City job cuts will progress despite $1.8M in funding 

Spending nearly $2 million to prevent layoffs of about 100 workers during the holidays was approved Tuesday, but Mayor Gavin Newsom said the job cuts will go into effect anyway.

In the latest political battle between Newsom and members of the Board of Supervisors, the board voted 8-3 Tuesday to approve spending $1.8 million to prevent the laying off of certified nursing assistants and clerks for two months.

The decision, however, will apparently have little impact. The board cannot force Newsom to spend the money and the Mayor’s Office said the job cuts, which go into effect Tuesday, will move forward as planned.
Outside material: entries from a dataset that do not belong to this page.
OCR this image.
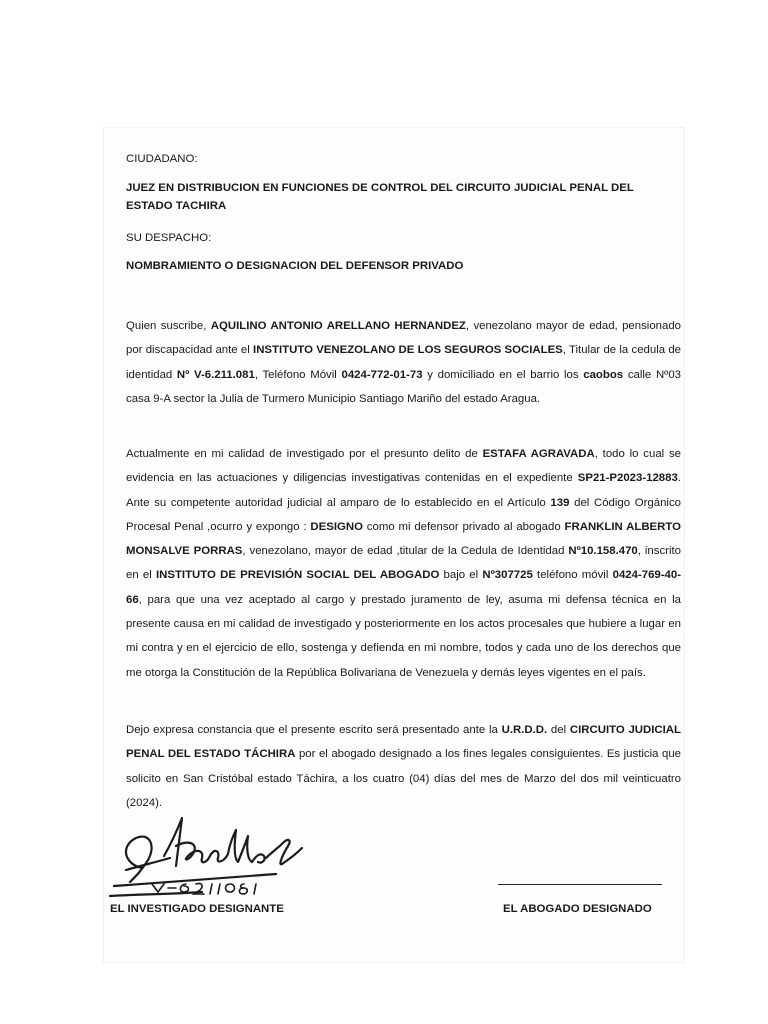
CIUDADANO:

JUEZ EN DISTRIBUCION EN FUNCIONES DE CONTROL DEL CIRCUITO JUDICIAL PENAL DEL ESTADO TACHIRA

SU DESPACHO:

NOMBRAMIENTO O DESIGNACION DEL DEFENSOR PRIVADO

Quien suscribe, AQUILINO ANTONIO ARELLANO HERNANDEZ, venezolano mayor de edad, pensionado por discapacidad ante el INSTITUTO VENEZOLANO DE LOS SEGUROS SOCIALES, Titular de la cedula de identidad Nº V-6.211.081, Teléfono Móvil 0424-772-01-73 y domiciliado en el barrio los caobos calle Nº03 casa 9-A sector la Julia de Turmero Municipio Santiago Mariño del estado Aragua.

Actualmente en mi calidad de investigado por el presunto delito de ESTAFA AGRAVADA, todo lo cual se evidencia en las actuaciones y diligencias investigativas contenidas en el expediente SP21-P2023-12883. Ante su competente autoridad judicial al amparo de lo establecido en el Artículo 139 del Código Orgánico Procesal Penal ,ocurro y expongo : DESIGNO como mi defensor privado al abogado FRANKLIN ALBERTO MONSALVE PORRAS, venezolano, mayor de edad ,titular de la Cedula de Identidad Nº10.158.470, inscrito en el INSTITUTO DE PREVISIÓN SOCIAL DEL ABOGADO bajo el Nº307725 teléfono móvil 0424-769-40-66, para que una vez aceptado al cargo y prestado juramento de ley, asuma mi defensa técnica en la presente causa en mi calidad de investigado y posteriormente en los actos procesales que hubiere a lugar en mi contra y en el ejercicio de ello, sostenga y defienda en mi nombre, todos y cada uno de los derechos que me otorga la Constitución de la República Bolivariana de Venezuela y demás leyes vigentes en el país.

Dejo expresa constancia que el presente escrito será presentado ante la U.R.D.D. del CIRCUITO JUDICIAL PENAL DEL ESTADO TÁCHIRA por el abogado designado a los fines legales consiguientes. Es justicia que solicito en San Cristóbal estado Táchira, a los cuatro (04) días del mes de Marzo del dos mil veinticuatro (2024).

EL INVESTIGADO DESIGNANTE	EL ABOGADO DESIGNADO
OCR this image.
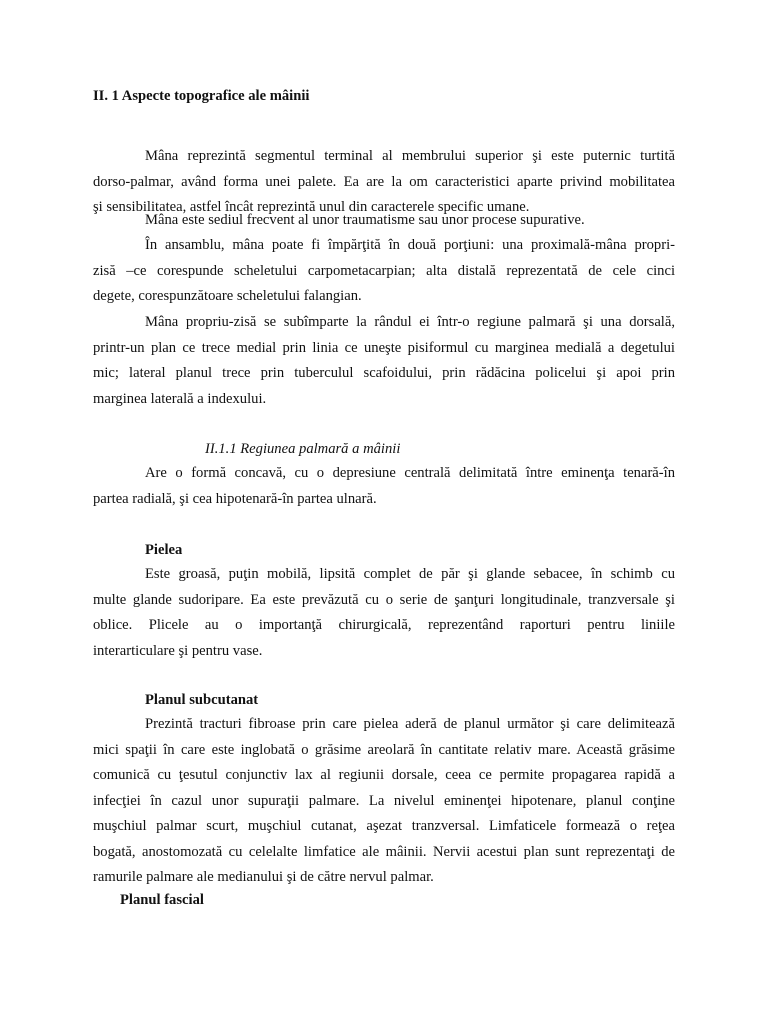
II. 1 Aspecte topografice ale mâinii
Mâna reprezintă segmentul terminal al membrului superior şi este puternic turtită
dorso-palmar, având forma unei palete. Ea are la om caracteristici aparte privind mobilitatea
şi sensibilitatea, astfel încât reprezintă unul din caracterele specific umane.
Mâna este sediul frecvent al unor traumatisme sau unor procese supurative.
În ansamblu, mâna poate fi împărţită în două porţiuni: una proximală-mâna propri-
zisă –ce corespunde scheletului carpometacarpian; alta distală reprezentată de cele cinci
degete, corespunzătoare scheletului falangian.
Mâna propriu-zisă se subîmparte la rândul ei într-o regiune palmară şi una dorsală,
printr-un plan ce trece medial prin linia ce uneşte pisiformul cu marginea medială a degetului
mic; lateral planul trece prin tuberculul scafoidului, prin rădăcina policelui şi apoi prin
marginea laterală a indexului.
II.1.1 Regiunea palmară a mâinii
Are o formă concavă, cu o depresiune centrală delimitată între eminenţa tenară-în
partea radială, şi cea hipotenară-în partea ulnară.
Pielea
Este groasă, puţin mobilă, lipsită complet de păr şi glande sebacee, în schimb cu
multe glande sudoripare. Ea este prevăzută cu o serie de şanţuri longitudinale, tranzversale şi
oblice. Plicele au o importanţă chirurgicală, reprezentând raporturi pentru liniile
interarticulare şi pentru vase.
Planul subcutanat
Prezintă tracturi fibroase prin care pielea aderă de planul următor şi care delimitează
mici spaţii în care este inglobată o grăsime areolară în cantitate relativ mare. Această grăsime
comunică cu ţesutul conjunctiv lax al regiunii dorsale, ceea ce permite propagarea rapidă a
infecţiei în cazul unor supuraţii palmare. La nivelul eminenţei hipotenare, planul conţine
muşchiul palmar scurt, muşchiul cutanat, aşezat tranzversal. Limfaticele formează o reţea
bogată, anostomozată cu celelalte limfatice ale mâinii. Nervii acestui plan sunt reprezentaţi de
ramurile palmare ale medianului şi de către nervul palmar.
Planul fascial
About 100 of the workers will lose their jobs while hundreds of others will be reassigned and take pay cuts. These layoffs are among others implemented to balance the budget for the current fiscal year.

“Laying off anyone during the month of December it is a difficult decision,” Newsom spokesman Joe Arellano said. “But the mayor is not in a position to spend money The City does not have.”

The money would come from the Department of Public Health’s reserve dollars, although the department planned to spend that money on other salaries.

The City is facing a $45 million operating deficit this fiscal year and projects a $522.2 million deficit next fiscal year, which is expected to result in more layoffs.

Supervisors said these particular job cuts were “misguided” since they affect mostly women and people of color.

Supervisors initially proposed spending nearly $8 million to prevent the job cuts for the year. But that proposal was dropped for lack of support.

The politically charged proposal was heavily campaigned for by Service Employees International Union Local 1021, the labor union representing the most city workers. The union supports progressive members of the Board of Supervisors, who tend to battle with the more moderate Newsom.

Supervisor Sean Elsbernd, who voted against the proposal along with Supervisors Carmen Chu and Michela Alito-Pier, said, “The mayor is not going to spend the money. You are giving these employees false hope. That is more than cruel and unusual punishment.”

“While we cannot control the mayor, at least we can send a very clear message about what our values are,” Supervisor David Campos said in response.